Kubuntu Terminal

cpufreq-set great little tool to change the frequency scalling of the CPU

If you have a laptop then you already know about frequency scaling. If you ever watched you CPU frequency while you plugged you laptop in to the wall socket. Guidance will pop-up when the laptop is plugged in telling you that you laptop is now in “performance” mode.

Why do you need CPU scaling?
Scaling in a laptop is used to conserve battery power when on battery power. How ever on a regular desktop you will find CPU scaling is on as well, why you might ask? On a desktop it’s a noise thing lowering the CPU frequency reduces heat and therefore reduces the fan speed needed to cool the CPU.

However I happen to like to have my desktop run in “performance” mode all the time, with the case that I have the increase of noise from the CPU fan is hardly noticeable because of the great noise canceling isolation in the case.
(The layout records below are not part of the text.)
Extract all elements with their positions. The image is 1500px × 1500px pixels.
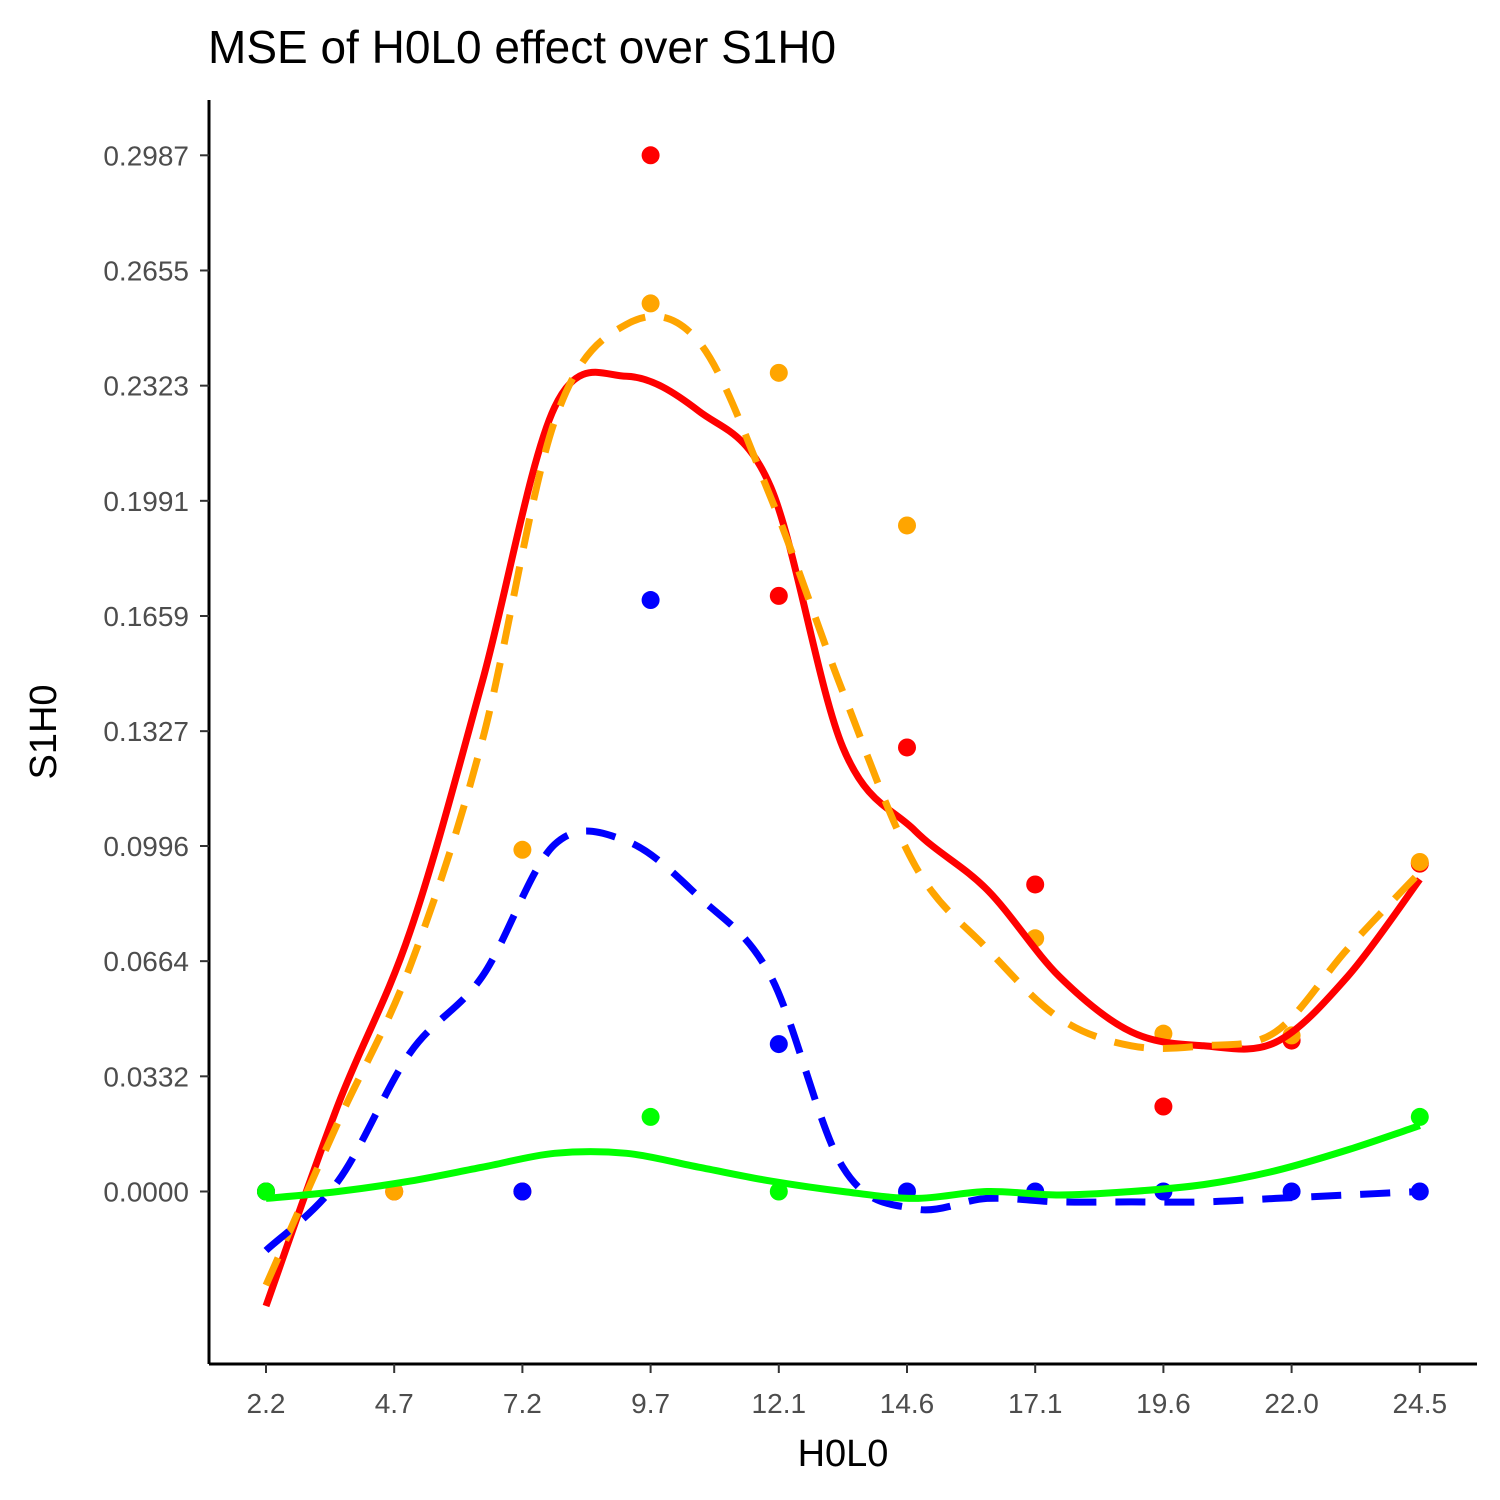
series-2-point	[513, 1182, 532, 1201]
series-0-point	[641, 146, 660, 165]
y-tick-label: 0.1991	[103, 486, 189, 517]
y-axis-label: S1H0	[23, 684, 65, 779]
series-3-point	[769, 1182, 788, 1201]
x-axis-ticks: 2.2 4.7 7.2 9.7 12.1 14.6 17.1 19.6 22.0 24.5	[247, 1364, 1448, 1419]
series-3-trend-line	[265, 1122, 1421, 1202]
x-axis-label: H0L0	[798, 1433, 889, 1475]
x-tick-label: 12.1	[752, 1388, 807, 1419]
y-tick-label: 0.2987	[103, 140, 189, 171]
x-tick-label: 7.2	[503, 1388, 542, 1419]
chart-title: MSE of H0L0 effect over S1H0	[208, 21, 836, 73]
series-0-point	[1154, 1097, 1173, 1116]
y-tick-label: 0.0996	[103, 831, 189, 862]
series-1-point	[898, 516, 916, 535]
series-1-point	[1410, 852, 1429, 871]
x-tick-label: 9.7	[631, 1388, 670, 1419]
series-3-point	[1410, 1107, 1429, 1126]
series-0-trend-line	[262, 368, 1423, 1308]
series-0-point	[898, 738, 916, 757]
y-tick-label: 0.0332	[103, 1061, 189, 1092]
x-tick-label: 24.5	[1393, 1388, 1448, 1419]
series-2-point	[641, 591, 660, 610]
series-2-trend-line	[263, 827, 1420, 1254]
x-tick-label: 14.6	[880, 1388, 935, 1419]
y-axis-ticks: 0.0000 0.0332 0.0664 0.0996 0.1327 0.1659 0.19…	[103, 140, 209, 1208]
series-1-trend-line	[262, 312, 1423, 1287]
x-tick-label: 17.1	[1008, 1388, 1063, 1419]
x-tick-label: 2.2	[247, 1388, 286, 1419]
plot-area	[257, 146, 1429, 1308]
y-tick-label: 0.1327	[103, 716, 189, 747]
x-tick-label: 19.6	[1136, 1388, 1191, 1419]
y-tick-label: 0.0664	[103, 946, 189, 977]
y-tick-label: 0.1659	[103, 601, 189, 632]
series-1-point	[641, 294, 660, 313]
series-0-point	[769, 586, 788, 605]
series-0-point	[1026, 875, 1045, 894]
y-tick-label: 0.0000	[103, 1177, 189, 1208]
series-3-point	[641, 1107, 660, 1126]
x-tick-label: 22.0	[1264, 1388, 1319, 1419]
y-tick-label: 0.2323	[103, 371, 189, 402]
series-1-point	[513, 840, 532, 859]
y-tick-label: 0.2655	[103, 255, 189, 286]
series-1-point	[769, 363, 788, 382]
x-tick-label: 4.7	[375, 1388, 414, 1419]
series-2-point	[769, 1035, 788, 1054]
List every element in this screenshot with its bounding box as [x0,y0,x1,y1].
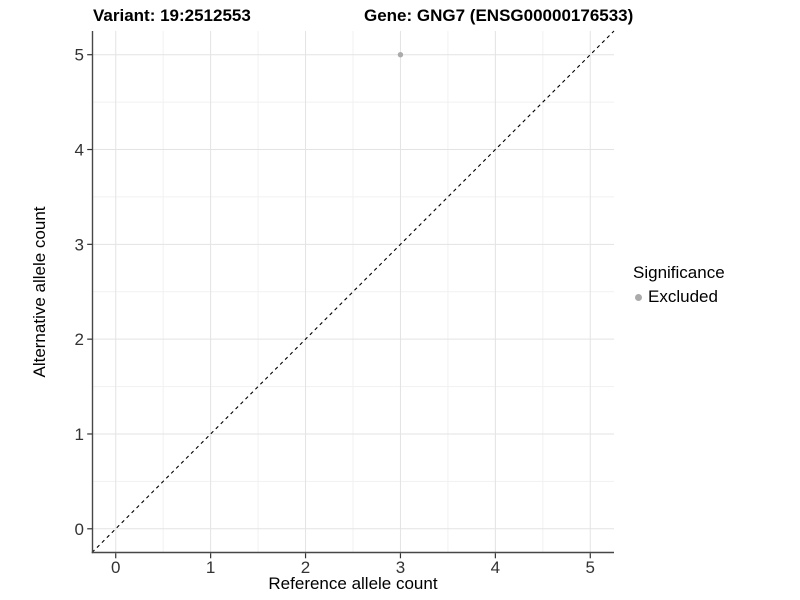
legend: Significance Excluded [631,263,725,307]
plot-title-variant: Variant: 19:2512553 [93,6,251,25]
data-points [397,52,404,58]
svg-text:4: 4 [491,558,500,577]
tick-marks [87,54,591,559]
svg-text:0: 0 [75,520,84,539]
legend-point-icon [635,293,642,301]
svg-text:2: 2 [301,558,310,577]
svg-text:3: 3 [75,235,84,254]
legend-title: Significance [633,263,725,282]
grid-major [92,31,614,553]
legend-item-label: Excluded [648,287,718,306]
svg-text:3: 3 [396,558,405,577]
svg-text:5: 5 [586,558,595,577]
data-point-excluded [397,52,404,58]
svg-text:5: 5 [75,46,84,65]
y-axis-title: Alternative allele count [30,206,49,378]
plot-title-gene: Gene: GNG7 (ENSG00000176533) [364,6,634,25]
legend-item-excluded: Excluded [631,287,725,307]
y-tick-labels: 0 1 2 3 4 5 [75,46,84,539]
svg-text:0: 0 [111,558,120,577]
x-tick-labels: 0 1 2 3 4 5 [111,558,595,577]
svg-text:4: 4 [75,141,84,160]
svg-text:1: 1 [75,425,84,444]
grid-minor [92,31,614,553]
x-axis-title: Reference allele count [268,574,438,593]
svg-text:2: 2 [75,330,84,349]
svg-text:1: 1 [206,558,215,577]
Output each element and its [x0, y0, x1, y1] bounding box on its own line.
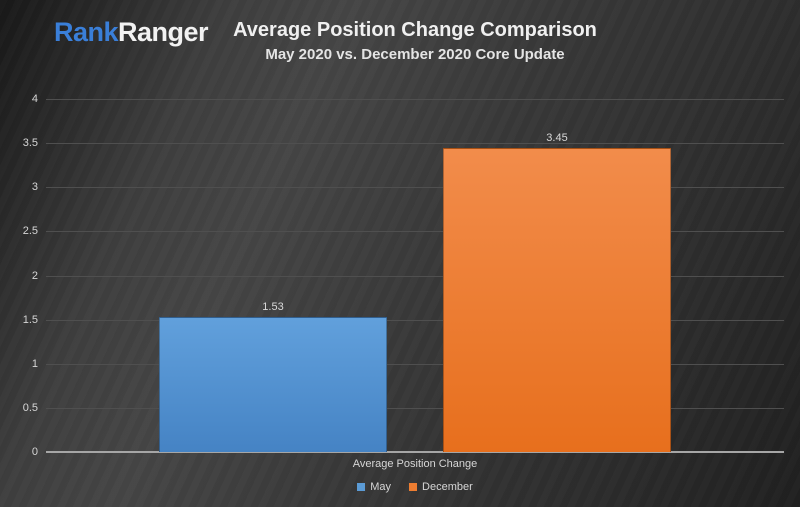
legend-swatch-may: [357, 483, 366, 491]
chart-subtitle: May 2020 vs. December 2020 Core Update: [265, 46, 565, 63]
legend-label: December: [422, 481, 473, 493]
value-label-december: 3.45: [546, 132, 568, 144]
gridline: [46, 99, 784, 100]
legend-item-may: May: [357, 481, 391, 493]
gridline: [46, 231, 784, 232]
y-tick-label: 3: [31, 181, 38, 193]
y-tick-label: 3.5: [22, 137, 38, 149]
y-tick-label: 1: [31, 358, 38, 370]
y-tick-label: 2: [31, 270, 38, 282]
legend-swatch-december: [409, 483, 418, 491]
y-tick-label: 4: [31, 93, 38, 105]
y-tick-label: 2.5: [22, 225, 38, 237]
brand-logo-ranger: Ranger: [118, 17, 209, 47]
legend: May December: [46, 481, 784, 493]
bar-december: [443, 148, 671, 452]
gridline: [46, 364, 784, 365]
gridline: [46, 187, 784, 188]
legend-label: May: [370, 481, 392, 493]
y-tick-label: 0.5: [22, 402, 38, 414]
gridline: [46, 320, 784, 321]
chart-title: Average Position Change Comparison: [233, 19, 597, 41]
brand-logo: RankRanger: [54, 17, 209, 48]
y-tick-label: 0: [31, 446, 38, 458]
bar-may: [159, 317, 387, 452]
legend-item-december: December: [409, 481, 473, 493]
gridline: [46, 408, 784, 409]
gridline: [46, 143, 784, 144]
y-tick-label: 1.5: [22, 314, 38, 326]
x-axis-label: Average Position Change: [352, 458, 478, 470]
brand-logo-rank: Rank: [54, 17, 119, 47]
gridline: [46, 276, 784, 277]
value-label-may: 1.53: [262, 301, 284, 313]
x-axis-line: [46, 451, 784, 453]
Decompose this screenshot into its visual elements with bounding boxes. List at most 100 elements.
This is easily done by running a command in Terminal. But who can really remember the enormous line you have to put in to change the setting in the governor. There is an handy package we can install to control CPU scaling called cpufreq-set. Let’s install the package.

sudo apt-get install cpufrequtils

What does this give us? The two most important tools are cpufreq-set and cpufreq-info.

cpufreq-info

This will give you information about you’re CPU(‘s if you have a dual core).
Here is the result of my laptop:

cpufrequtils 002: cpufreq-info (C) Dominik Brodowski 2004-2006
Report errors and bugs to linux@brodo.de, please.
analyzing CPU 0:
  driver: acpi-cpufreq
  CPUs which need to switch frequency at the same time: 0 1
  hardware limits: 800 MHz - 1.73 GHz
  available frequency steps: 1.73 GHz, 1.33 GHz, 1.07 GHz, 800 MHz
  available cpufreq governors: conservative, ondemand, userspace, powersave, performance
  current policy: frequency should be within 800 MHz and 1.73 GHz.
                  The governor "performance" may decide which speed to use
                  within this range.
  current CPU frequency is 1.73 GHz.
analyzing CPU 1:
  driver: acpi-cpufreq
  CPUs which need to switch frequency at the same time: 0 1
  hardware limits: 800 MHz - 1.73 GHz
  available frequency steps: 1.73 GHz, 1.33 GHz, 1.07 GHz, 800 MHz
  available cpufreq governors: conservative, ondemand, userspace, powersave, performance
  current policy: frequency should be within 800 MHz and 1.73 GHz.
                  The governor "performance" may decide which speed to use
                  within this range.
  current CPU frequency is 1.73 GHz.

cpufreq-set is the one we want though this will allow us to set the governor to what ever we want.

The following command will tell us what modes are available.

cat /sys/devices/system/cpu/cpu0/cpufreq/scaling_available_governors

The outcome:

conservative ondemand userspace powersave performance

This command will tel us what it is currently set on.

cat /sys/devices/system/cpu/cpu0/cpufreq/scaling_governor

The outcome:

performance

This means we can set the following modes:
conservative, ondemand, userspace, powersave and performance

I’m going to set it to performance:

sudo cpufreq-set -g performance

Now you will see that the frequency will stay close to as high as it can go.

We could set it to userspace and then set the frequency manually.

sudo cpufreq-set -g userspace

Then set the frequency.

sudo cpufreq-set -f 1733000

Now the frequency will be 1.73Ghz.

Note: After a restart the governor will be set back to what is the default. You could switch off the powernow daemon. Or prevent this from happening by setting a root crontab entry.